Speaker
Description
This work presents the rotational properties of self-bound quark stars within general relativity using two representative quark matter equations of state: the vector MIT bag model and the density-dependent quark mass model. Uniformly rotating equilibrium sequences are constructed to explore their mass--radius relations, moments of inertia, quadrupole moments, surface redshifts, Keplerian frequencies, and rotational energy components. A key outcome of this work is a detailed decomposition of the stellar energy budget, explicitly separating gravitational, internal, rotational, and binding energy contributions in rotating quark stars.
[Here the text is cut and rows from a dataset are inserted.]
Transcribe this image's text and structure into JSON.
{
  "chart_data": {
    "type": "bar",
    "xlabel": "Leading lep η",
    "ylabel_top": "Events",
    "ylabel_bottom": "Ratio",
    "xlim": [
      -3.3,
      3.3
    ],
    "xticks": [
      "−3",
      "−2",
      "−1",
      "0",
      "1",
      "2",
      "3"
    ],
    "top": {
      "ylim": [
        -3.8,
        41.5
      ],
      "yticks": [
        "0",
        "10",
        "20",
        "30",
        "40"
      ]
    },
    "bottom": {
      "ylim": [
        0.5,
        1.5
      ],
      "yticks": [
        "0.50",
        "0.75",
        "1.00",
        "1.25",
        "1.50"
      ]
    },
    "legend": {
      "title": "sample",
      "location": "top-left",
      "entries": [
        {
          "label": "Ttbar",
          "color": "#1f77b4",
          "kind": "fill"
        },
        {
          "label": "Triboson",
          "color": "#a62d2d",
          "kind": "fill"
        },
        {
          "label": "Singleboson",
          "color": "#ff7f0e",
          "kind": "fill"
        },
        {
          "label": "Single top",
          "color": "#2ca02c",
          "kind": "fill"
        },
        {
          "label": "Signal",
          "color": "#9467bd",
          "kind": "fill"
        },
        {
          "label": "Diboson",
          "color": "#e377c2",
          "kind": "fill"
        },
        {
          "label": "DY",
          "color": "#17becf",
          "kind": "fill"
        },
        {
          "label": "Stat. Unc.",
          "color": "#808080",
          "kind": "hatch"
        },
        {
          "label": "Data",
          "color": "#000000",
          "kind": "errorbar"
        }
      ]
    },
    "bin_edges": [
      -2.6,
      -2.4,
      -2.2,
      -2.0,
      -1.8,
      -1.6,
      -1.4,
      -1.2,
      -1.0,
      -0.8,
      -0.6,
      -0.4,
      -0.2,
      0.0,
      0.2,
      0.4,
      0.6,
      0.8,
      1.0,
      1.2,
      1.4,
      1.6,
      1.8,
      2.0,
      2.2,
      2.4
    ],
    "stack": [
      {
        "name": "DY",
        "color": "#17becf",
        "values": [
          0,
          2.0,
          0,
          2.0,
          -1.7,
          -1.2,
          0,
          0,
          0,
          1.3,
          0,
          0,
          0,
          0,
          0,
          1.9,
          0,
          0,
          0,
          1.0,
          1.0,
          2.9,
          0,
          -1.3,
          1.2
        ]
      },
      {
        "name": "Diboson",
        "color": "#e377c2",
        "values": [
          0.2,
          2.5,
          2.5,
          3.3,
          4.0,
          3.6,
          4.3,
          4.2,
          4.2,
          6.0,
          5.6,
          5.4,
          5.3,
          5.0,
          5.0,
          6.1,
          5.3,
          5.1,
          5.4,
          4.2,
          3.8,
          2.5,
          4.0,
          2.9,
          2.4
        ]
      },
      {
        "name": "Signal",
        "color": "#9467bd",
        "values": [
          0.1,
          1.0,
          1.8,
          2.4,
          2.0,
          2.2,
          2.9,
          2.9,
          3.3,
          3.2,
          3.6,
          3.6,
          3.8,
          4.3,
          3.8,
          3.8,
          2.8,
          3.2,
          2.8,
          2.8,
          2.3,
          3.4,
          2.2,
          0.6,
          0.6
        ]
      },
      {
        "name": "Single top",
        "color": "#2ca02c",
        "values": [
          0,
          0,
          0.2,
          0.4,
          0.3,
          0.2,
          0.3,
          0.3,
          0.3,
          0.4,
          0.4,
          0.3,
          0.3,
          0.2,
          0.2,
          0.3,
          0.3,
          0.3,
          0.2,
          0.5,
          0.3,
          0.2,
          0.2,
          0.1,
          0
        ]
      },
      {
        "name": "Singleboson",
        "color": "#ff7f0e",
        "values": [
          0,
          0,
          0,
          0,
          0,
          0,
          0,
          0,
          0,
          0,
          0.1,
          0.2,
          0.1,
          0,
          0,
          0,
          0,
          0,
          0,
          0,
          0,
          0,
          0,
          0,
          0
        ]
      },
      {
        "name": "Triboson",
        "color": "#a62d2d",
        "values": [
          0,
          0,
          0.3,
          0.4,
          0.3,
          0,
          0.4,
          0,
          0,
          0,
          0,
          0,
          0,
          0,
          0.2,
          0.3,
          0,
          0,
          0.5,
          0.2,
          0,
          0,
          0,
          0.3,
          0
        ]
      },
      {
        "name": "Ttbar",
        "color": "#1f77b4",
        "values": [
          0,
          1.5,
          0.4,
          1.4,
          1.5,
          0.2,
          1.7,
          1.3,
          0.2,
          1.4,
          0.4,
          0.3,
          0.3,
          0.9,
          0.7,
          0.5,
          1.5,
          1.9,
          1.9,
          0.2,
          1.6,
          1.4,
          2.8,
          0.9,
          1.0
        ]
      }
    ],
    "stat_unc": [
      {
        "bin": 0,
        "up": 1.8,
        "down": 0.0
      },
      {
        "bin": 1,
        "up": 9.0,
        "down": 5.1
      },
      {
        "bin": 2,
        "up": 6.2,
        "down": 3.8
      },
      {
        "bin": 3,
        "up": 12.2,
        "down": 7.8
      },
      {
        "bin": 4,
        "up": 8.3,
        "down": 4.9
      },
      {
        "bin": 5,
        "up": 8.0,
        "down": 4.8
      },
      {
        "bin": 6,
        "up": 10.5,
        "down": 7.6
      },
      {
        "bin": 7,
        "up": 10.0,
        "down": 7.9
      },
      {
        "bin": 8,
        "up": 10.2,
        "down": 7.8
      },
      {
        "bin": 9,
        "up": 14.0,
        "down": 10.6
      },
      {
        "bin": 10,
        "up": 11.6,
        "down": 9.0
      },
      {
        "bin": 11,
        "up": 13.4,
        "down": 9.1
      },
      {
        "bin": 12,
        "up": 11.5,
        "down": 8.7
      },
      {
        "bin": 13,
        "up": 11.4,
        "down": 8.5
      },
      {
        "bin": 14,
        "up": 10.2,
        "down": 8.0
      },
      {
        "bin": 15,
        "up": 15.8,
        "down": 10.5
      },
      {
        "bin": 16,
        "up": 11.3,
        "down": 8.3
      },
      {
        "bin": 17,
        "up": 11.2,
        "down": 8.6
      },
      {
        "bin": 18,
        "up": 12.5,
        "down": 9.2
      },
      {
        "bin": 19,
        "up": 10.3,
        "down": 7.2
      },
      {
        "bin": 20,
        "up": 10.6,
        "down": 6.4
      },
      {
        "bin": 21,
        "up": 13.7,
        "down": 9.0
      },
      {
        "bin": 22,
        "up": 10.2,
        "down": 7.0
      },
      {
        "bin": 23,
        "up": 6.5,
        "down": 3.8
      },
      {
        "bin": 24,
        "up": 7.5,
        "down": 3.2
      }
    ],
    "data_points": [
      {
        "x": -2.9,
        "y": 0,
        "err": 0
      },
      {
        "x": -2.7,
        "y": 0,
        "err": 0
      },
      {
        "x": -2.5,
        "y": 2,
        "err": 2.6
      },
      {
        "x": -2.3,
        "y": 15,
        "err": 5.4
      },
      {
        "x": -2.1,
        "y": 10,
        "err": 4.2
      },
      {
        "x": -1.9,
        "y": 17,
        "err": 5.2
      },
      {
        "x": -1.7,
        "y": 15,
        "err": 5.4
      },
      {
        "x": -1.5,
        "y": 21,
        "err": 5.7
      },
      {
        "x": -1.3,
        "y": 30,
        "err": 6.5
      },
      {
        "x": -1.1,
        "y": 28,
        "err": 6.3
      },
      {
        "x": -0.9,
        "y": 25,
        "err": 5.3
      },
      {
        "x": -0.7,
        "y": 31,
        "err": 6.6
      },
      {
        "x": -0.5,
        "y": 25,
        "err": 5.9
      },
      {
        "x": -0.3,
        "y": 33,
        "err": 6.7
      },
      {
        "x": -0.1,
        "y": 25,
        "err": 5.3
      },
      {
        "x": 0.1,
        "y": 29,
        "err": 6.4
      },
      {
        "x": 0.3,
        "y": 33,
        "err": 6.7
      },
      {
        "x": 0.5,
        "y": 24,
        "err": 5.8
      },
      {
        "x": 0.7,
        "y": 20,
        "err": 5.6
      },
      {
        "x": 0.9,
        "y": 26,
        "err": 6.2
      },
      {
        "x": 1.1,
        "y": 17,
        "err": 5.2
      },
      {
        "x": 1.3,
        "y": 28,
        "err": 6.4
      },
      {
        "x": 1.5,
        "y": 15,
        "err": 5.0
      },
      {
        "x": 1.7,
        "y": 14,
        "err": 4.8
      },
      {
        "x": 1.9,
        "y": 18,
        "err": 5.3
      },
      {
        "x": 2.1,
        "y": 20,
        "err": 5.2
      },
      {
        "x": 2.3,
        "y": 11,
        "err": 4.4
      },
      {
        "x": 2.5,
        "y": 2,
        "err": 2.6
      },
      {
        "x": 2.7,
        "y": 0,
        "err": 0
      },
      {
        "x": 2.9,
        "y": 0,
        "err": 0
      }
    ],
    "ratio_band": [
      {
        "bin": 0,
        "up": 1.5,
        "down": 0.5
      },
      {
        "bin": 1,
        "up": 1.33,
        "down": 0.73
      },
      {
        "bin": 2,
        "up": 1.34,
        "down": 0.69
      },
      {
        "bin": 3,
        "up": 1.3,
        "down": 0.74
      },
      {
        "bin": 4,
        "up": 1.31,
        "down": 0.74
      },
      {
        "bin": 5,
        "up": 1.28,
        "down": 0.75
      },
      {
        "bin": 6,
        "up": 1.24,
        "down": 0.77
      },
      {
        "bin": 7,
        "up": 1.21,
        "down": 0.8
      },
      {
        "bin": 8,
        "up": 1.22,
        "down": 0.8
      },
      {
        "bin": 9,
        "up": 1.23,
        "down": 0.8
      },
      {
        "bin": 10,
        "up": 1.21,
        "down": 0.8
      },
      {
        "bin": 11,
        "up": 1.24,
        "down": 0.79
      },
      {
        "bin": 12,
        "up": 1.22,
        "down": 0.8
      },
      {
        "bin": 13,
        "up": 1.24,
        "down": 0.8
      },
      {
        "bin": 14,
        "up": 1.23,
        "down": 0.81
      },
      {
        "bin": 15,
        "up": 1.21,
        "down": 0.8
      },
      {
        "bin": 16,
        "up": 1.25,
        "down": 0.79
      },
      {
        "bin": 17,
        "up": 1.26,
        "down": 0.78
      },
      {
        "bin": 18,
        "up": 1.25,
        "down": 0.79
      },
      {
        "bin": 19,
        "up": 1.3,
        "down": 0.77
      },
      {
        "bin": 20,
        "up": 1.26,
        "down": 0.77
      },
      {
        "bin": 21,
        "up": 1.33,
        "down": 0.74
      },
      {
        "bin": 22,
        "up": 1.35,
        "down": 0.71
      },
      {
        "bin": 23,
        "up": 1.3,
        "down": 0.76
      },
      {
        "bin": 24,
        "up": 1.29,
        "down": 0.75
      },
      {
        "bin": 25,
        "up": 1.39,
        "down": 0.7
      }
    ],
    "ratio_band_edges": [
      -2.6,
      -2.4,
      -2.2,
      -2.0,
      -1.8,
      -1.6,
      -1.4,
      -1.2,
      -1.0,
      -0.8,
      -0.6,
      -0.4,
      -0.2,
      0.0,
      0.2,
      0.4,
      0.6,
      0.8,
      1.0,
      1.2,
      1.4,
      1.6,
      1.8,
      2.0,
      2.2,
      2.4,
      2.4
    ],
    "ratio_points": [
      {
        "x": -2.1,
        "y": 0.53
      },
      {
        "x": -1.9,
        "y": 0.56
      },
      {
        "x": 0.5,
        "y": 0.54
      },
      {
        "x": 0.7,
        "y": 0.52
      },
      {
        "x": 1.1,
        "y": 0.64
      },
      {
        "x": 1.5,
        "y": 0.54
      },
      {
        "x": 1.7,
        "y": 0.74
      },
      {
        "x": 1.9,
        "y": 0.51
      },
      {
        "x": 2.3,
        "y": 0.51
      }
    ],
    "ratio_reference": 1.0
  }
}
We find that rotation accentuates intrinsic differences between the equations of state: the MIT model supports more massive configurations ($M_{\max}\gtrsim 3.3\,M_\odot$) with larger moments of inertia and reduced deformability, whereas the DDQM model yields stars with larger radii that reach the mass-shedding limit at lower spin frequencies. We show that combined measurements of mass, radius, and spin frequency can break degeneracies between quark matter models, with massive, rapidly rotating pulsars favoring MIT-like equations of state, while larger radii in canonical-mass stars point to DDQM-like behavior. These rotational observables, increasingly accessible through \textit{NICER} observations and next-generation gravitational-wave detectors, provide a promising avenue to test the existence and properties of self-bound quark matter in compact stars.